Crank NB k to 30. The two curves overlap and φ̂ ≈ 1 — large k is the Poisson limit. Compare with k = 0.5 (very high dispersion): the histogram becomes long-tailed and the Poisson fit completely fails.
Switch to Zero-Inflated with μ = 4, π₀ = 0.4. The "Excess zeros" readout becomes substantially positive (≈ +0.4 - 0.4·e^-4 ≈ +0.39). Poisson PMF predicts ≈ 4 zeros for n=200 but you see ~80+. This is the zero-inflation signature; Poisson can't represent it even with the right μ.
Set DGP = Pure Poisson but make n very small (n = 30). Re-seed several times. Notice φ̂ now fluctuates wildly, sometimes flagging "mild overdispersion" even on correctly-specified Poisson data. Small samples make dispersion diagnostics noisy — always check whether you have ENOUGH data to trust the gauge.

A reservoir engineer fits Poisson regression to "number of failed wells per field" and finds φ̂ = 5.3. The fix is "use negative binomial" — but WHY does NB rescue them?
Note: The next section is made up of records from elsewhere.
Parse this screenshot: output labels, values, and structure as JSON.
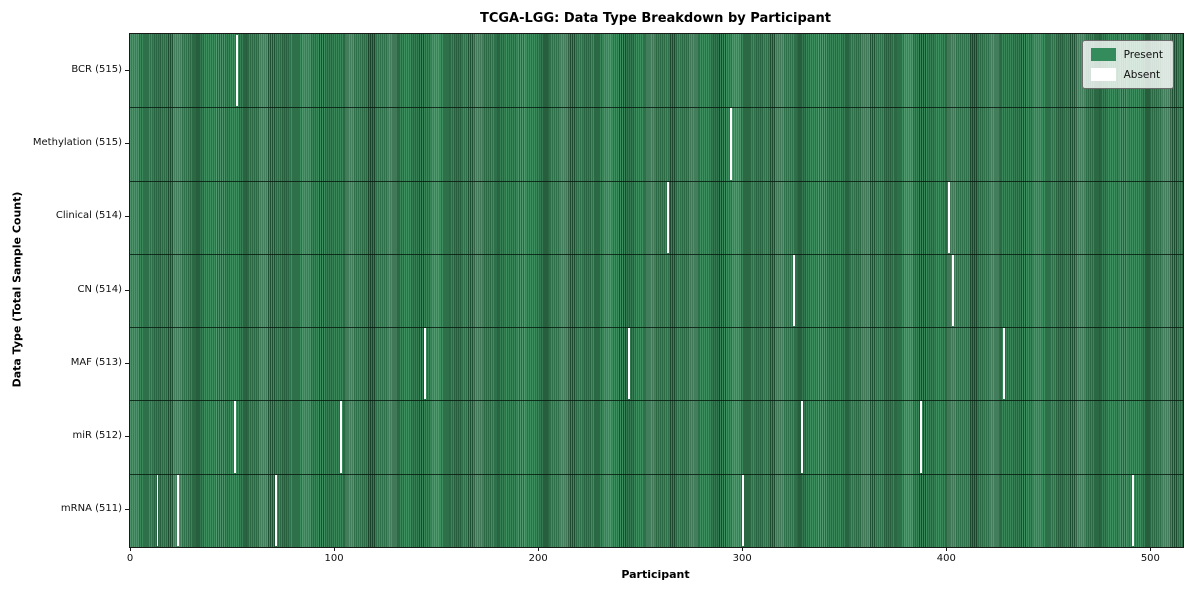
{
  "chart_data": {
    "type": "heatmap",
    "title": "TCGA-LGG: Data Type Breakdown by Participant",
    "xlabel": "Participant",
    "ylabel": "Data Type (Total Sample Count)",
    "x_ticks": [
      0,
      100,
      200,
      300,
      400,
      500
    ],
    "xlim": [
      -0.5,
      515.5
    ],
    "n_participants": 516,
    "grid": false,
    "rows": [
      {
        "data_type": "BCR",
        "label": "BCR (515)",
        "present_count": 515,
        "absent_indices": [
          52
        ]
      },
      {
        "data_type": "Methylation",
        "label": "Methylation (515)",
        "present_count": 515,
        "absent_indices": [
          294
        ]
      },
      {
        "data_type": "Clinical",
        "label": "Clinical (514)",
        "present_count": 514,
        "absent_indices": [
          263,
          401
        ]
      },
      {
        "data_type": "CN",
        "label": "CN (514)",
        "present_count": 514,
        "absent_indices": [
          325,
          403
        ]
      },
      {
        "data_type": "MAF",
        "label": "MAF (513)",
        "present_count": 513,
        "absent_indices": [
          144,
          244,
          428
        ]
      },
      {
        "data_type": "miR",
        "label": "miR (512)",
        "present_count": 512,
        "absent_indices": [
          51,
          103,
          329,
          387
        ]
      },
      {
        "data_type": "mRNA",
        "label": "mRNA (511)",
        "present_count": 511,
        "absent_indices": [
          13,
          23,
          71,
          300,
          491
        ]
      }
    ],
    "legend": {
      "position": "upper right",
      "entries": [
        {
          "label": "Present",
          "color": "#348b5b"
        },
        {
          "label": "Absent",
          "color": "#ffffff"
        }
      ]
    },
    "colors": {
      "present": "#348b5b",
      "absent": "#ffffff",
      "bar_edge": "#1e5033"
    }
  }
}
In one sentence, what physical or statistical structure does the NB's extra k parameter capture that pure Poisson cannot? (Hint: think of unmodelled heterogeneity across fields.)

References

Cameron, A.C., Trivedi, P.K. (2013). Regression Analysis of Count Data, 2nd ed. Cambridge.
Hilbe, J.M. (2014). Modeling Count Data. Cambridge.
Lambert, D. (1992). "Zero-inflated Poisson regression." Technometrics 34(1), 1–14.
McCullagh, P., Nelder, J.A. (1989). Generalized Linear Models, 2nd ed.